Scoring and relevance report from optimzely hosted cluster; packet interception using wireshark


I work for a website that uses a hosted Elasticsearch instance. My work focuses on improving search experience. However, I am frequently hitting a wall when it comes to scoring and relevance. The report Optimizely grants access to from the apply.personalization API call is not comprehensive enough- I am looking for something much more granular in terms of reproducing how every element of a document scored for a given search.

The documentation explains that Optimizely does not have a system in place to access the explain API to extract the information I am looking for. This has led me to explore packet interception with software like Wireshark- I wonder if anyone has had success with that approach and how they went about retrieving the information. Or, in this case, if the approach is possible at all.

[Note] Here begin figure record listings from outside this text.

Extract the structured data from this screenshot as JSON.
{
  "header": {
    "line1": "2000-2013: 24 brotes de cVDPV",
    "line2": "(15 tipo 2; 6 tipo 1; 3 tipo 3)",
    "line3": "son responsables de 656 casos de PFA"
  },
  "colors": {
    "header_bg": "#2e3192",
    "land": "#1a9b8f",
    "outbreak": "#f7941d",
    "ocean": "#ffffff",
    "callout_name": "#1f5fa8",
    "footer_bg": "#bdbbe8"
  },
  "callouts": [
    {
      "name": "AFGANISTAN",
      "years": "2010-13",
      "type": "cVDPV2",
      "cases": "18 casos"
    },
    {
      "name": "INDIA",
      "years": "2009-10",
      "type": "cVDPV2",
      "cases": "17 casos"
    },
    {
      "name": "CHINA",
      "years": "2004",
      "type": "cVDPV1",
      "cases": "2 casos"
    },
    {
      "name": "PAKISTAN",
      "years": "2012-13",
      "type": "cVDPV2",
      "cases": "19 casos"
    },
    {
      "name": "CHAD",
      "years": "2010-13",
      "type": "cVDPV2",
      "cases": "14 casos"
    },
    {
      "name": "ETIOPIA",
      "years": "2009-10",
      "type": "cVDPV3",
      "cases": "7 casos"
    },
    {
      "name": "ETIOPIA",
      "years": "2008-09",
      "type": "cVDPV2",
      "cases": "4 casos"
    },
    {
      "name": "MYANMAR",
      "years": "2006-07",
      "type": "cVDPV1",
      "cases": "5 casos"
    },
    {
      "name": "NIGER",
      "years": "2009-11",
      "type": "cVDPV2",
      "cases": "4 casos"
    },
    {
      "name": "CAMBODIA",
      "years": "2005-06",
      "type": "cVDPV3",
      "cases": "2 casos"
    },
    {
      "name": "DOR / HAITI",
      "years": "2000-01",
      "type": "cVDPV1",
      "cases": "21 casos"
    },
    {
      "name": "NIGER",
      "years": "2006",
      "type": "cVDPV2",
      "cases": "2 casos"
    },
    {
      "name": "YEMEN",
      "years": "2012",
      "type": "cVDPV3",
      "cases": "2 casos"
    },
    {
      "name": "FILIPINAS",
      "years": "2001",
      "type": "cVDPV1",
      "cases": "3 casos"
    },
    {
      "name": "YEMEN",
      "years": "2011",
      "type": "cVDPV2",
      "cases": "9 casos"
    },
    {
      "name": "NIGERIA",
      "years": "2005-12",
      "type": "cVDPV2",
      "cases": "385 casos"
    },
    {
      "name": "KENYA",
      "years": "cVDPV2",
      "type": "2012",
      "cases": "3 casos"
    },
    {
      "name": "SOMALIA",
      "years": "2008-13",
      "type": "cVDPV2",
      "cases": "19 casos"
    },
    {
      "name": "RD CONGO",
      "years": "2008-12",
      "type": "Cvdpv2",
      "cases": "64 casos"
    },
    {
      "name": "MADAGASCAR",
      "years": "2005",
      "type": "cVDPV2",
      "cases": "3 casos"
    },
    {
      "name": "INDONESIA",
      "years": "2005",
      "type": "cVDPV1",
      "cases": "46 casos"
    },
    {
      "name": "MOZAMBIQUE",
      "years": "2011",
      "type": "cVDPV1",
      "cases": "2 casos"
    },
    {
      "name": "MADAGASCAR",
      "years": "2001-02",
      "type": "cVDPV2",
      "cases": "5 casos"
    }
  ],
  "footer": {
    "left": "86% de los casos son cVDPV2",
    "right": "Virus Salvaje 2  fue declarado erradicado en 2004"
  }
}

My objective is to determine why a field with few case-for-case matches would be scoring so high; the results are higher for items that have no terms in common with the original query and the mapped documents do not have any appropriate indications an edit distance was calculated. No visible distinctions are present, and manually creating a reverse index does not introduce any clarity. I want to see what went into index formation- though I know our tokenizers, the view into search from so high up is not useful when what breaks a search could be a single space.

I am green with the elasticstack, so my example might differ from my suggested approach to solving the problem so please let me know if I am on the right track.

Let me know what you think!

This topic was automatically closed 28 days after the last reply. New replies are no longer allowed.